"Ye will acknowledge, John, that I have never hindered you when the call came." As she spoke Jean took his flowing hair in her hand, and he had never seen her so gentle before, for indeed she could not be called a soft or tender woman.

"Ye told me what would be the way of life for us, and it has been what ye said, and I have not complained. But this day I wish to God that ye could have stayed, for when my hour comes, and it is not far off, ye ken I will miss you sairly. Other women have their mothers with them in that strait, but for me there is none; naebody but strangers. If ony evil befall thee, John, it will go ill with me, and I have in my keeping the hope of your house. Can ye no bide quietly here with me and let them that have the power do as they will in Edinburgh? No man of your own party has ever thanked you for anything ye did, and if my mother's people do their will by you, I shall surely die and the child with me. And that will be the end of the House of Dundee. Must ye go and leave me?" And now her arm was round him, and with the other hand she caressed his face, while her warm bosom pressed against his cold, hard cuirass.
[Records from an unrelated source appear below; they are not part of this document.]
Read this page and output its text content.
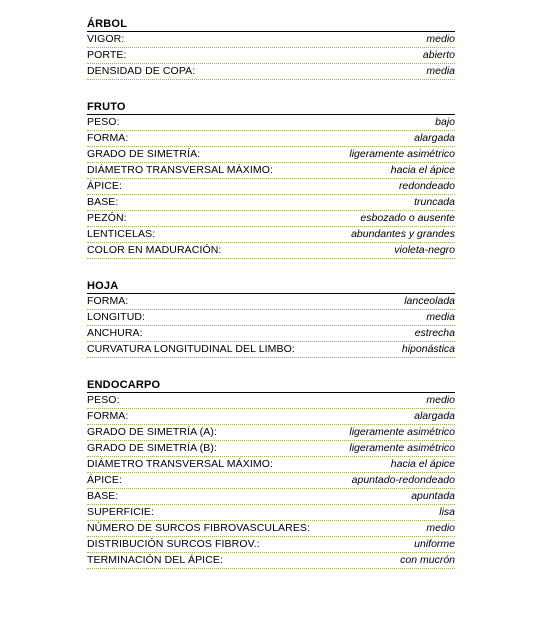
ÁRBOL
VIGOR:	medio
PORTE:	abierto
DENSIDAD DE COPA:	media
FRUTO
PESO:	bajo
FORMA:	alargada
GRADO DE SIMETRÍA:	ligeramente asimétrico
DIÁMETRO TRANSVERSAL MÁXIMO:	hacia el ápice
ÁPICE:	redondeado
BASE:	truncada
PEZÓN:	esbozado o ausente
LENTICELAS:	abundantes y grandes
COLOR EN MADURACIÓN:	violeta-negro
HOJA
FORMA:	lanceolada
LONGITUD:	media
ANCHURA:	estrecha
CURVATURA LONGITUDINAL DEL LIMBO:	hiponástica
ENDOCARPO
PESO:	medio
FORMA:	alargada
GRADO DE SIMETRÍA (A):	ligeramente asimétrico
GRADO DE SIMETRÍA (B):	ligeramente asimétrico
DIÁMETRO TRANSVERSAL MÁXIMO:	hacia el ápice
ÁPICE:	apuntado-redondeado
BASE:	apuntada
SUPERFICIE:	lisa
NÚMERO DE SURCOS FIBROVASCULARES:	medio
DISTRIBUCIÓN SURCOS FIBROV.:	uniforme
TERMINACIÓN DEL ÁPICE:	con mucrón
"Queensberry, for the liar he always was, said ye would be my Delilah, Jean, but that I knew was not in you," said Dundee, smiling sadly and stroking the proud head, which he had never seen bowed before.

"You are, I believe in my soul, the bravest woman in Scotland, and I wish to God the men on our side had only had the heart of my Lady Dundee. With a hundred men and your spirit in them, Jean, we had driven William of Orange into the sea, or, at the worst, we should certainly save Scotland for the king. Well and bravely have ye stood by me since our marriage day, and if I had ever consulted my own safety or sought after private ends, I believe ye would have been the first to cry shame upon me. Surely ye have been a true soldier's wife, and ye are the same this morning, and braver even than on our wedding day.

"Do not make little of yourself, Jean, because your heart is sore and ye canna keep back the tears. It is not given to a man to understand what a woman feels in your place but I am trying to imagine, and my love is suffering with you, sweetheart. I do pity you, and I could weep with you, but tears are strange to my eyes--God made me soft without and hard within--and I have a better medicine to help you than pity." Still he was caressing her, but she felt his body straightening within the armor.